Thanks to Lionel Kelleway and all the team at the BBC’s now discontinued Natural History Radio program, I have developed a pronounced recent increase in awareness of and fascination with Bryophytes – mosses, liverworts, and hornworts. Living in Oregon as I do, the development of such an interest is, despite what sociologists or my beloved wife might say, quite normal. Given the abundance of moisture and cool temperatures here at the edge of the Pacific Coast Rainforest, the forests floors, trees, walls, and just about all other surfaces quickly turn into a Bryophyte wonderland if not cleared and maintained. Thus one could imagine my delight upon seeing in the dawn’s early light of my first full day on Jekyll Island, Georgia that the Live Oaks surrounding the Jekyll Island Club Hotel were absolutely strewn with long strands of some of the most profound-looking moss I had ever to that point seen – the famous Spanish-moss of literary and poetic fame.

However I was soon to discover that what I was seeing and standing agape in awe of, much to the curiosity and amusement of passers-by, is not a moss or even any type of Bryophyte at all. Spanish-moss, Tillandsia usneoides, despite its name, is actually in the family Bromeliaceae, the bromeliads. An epiphyte (a plant that lives harmlessly on other plants), Spanish-moss absorbs all the nutrients it needs directly from the air and from rainfall.

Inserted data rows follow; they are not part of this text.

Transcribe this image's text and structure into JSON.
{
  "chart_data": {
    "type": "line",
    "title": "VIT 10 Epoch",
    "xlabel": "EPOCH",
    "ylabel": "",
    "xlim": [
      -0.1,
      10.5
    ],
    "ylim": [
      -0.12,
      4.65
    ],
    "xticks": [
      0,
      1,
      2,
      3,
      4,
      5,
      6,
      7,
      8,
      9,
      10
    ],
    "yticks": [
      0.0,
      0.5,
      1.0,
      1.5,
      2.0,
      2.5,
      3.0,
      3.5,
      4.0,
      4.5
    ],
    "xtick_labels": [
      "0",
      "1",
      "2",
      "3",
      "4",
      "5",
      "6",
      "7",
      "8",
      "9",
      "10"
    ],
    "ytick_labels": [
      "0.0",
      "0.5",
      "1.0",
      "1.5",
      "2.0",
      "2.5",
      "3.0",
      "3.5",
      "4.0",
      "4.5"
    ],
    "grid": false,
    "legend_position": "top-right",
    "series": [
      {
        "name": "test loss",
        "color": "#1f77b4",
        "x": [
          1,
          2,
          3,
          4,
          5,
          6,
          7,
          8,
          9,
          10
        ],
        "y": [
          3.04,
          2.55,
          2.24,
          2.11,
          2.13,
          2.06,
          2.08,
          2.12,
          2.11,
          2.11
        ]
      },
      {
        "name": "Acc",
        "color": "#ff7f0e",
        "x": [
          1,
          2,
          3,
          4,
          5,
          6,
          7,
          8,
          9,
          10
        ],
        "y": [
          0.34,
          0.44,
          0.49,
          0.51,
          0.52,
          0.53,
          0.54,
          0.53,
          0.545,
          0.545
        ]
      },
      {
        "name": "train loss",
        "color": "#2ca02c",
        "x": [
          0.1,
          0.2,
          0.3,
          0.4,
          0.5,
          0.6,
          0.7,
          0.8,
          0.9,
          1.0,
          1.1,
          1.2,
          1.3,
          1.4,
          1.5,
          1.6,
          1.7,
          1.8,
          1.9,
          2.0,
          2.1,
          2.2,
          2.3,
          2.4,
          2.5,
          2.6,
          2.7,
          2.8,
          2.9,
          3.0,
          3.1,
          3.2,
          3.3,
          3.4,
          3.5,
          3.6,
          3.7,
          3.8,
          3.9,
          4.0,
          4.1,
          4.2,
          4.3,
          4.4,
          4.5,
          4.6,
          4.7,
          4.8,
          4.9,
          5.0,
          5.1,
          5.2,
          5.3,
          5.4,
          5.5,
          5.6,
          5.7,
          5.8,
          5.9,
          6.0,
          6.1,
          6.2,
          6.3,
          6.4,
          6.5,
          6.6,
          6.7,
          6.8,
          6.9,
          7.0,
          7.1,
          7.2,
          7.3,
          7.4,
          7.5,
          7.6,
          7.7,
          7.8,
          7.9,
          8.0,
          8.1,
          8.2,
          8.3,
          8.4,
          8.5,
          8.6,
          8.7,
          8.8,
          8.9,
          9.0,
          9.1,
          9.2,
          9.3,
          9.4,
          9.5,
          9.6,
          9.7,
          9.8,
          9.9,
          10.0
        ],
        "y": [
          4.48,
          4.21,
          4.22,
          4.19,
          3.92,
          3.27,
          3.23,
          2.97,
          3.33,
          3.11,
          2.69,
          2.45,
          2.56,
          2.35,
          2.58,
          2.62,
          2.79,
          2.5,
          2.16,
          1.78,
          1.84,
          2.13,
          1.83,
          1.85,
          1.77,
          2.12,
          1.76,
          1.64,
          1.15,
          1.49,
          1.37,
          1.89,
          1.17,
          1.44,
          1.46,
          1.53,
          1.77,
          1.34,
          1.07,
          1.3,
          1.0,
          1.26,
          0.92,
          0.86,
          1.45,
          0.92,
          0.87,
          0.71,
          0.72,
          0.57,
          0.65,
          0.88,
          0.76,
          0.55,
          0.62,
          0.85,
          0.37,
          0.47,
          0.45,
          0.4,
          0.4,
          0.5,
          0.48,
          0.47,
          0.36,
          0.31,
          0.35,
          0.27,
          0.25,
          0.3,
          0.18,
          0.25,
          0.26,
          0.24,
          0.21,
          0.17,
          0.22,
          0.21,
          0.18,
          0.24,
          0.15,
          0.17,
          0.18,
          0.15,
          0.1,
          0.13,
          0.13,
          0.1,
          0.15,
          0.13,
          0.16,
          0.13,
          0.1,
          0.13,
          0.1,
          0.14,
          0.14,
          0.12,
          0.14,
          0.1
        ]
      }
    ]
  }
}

Despite it not being a moss, Spanish-moss draping the trees in profusion, as it was on Jekyll Island, is indeed a sight to see. Evocative of the great American literature depicting the southeastern United States, the cascades of grey-green bedecking the widely spreading branches of the Live Oaks lend a softness to the landscape as they sway gently in the afternoon breeze. They also cast eerie, neo-Gothic shadows in the night, especially under the light of a strong full moon. Though I have travelled in the American south many times over during the past decade, this is the first time I have received the visual experience I had every time expected during each previous visit. Truly it is a sight I shall long remember.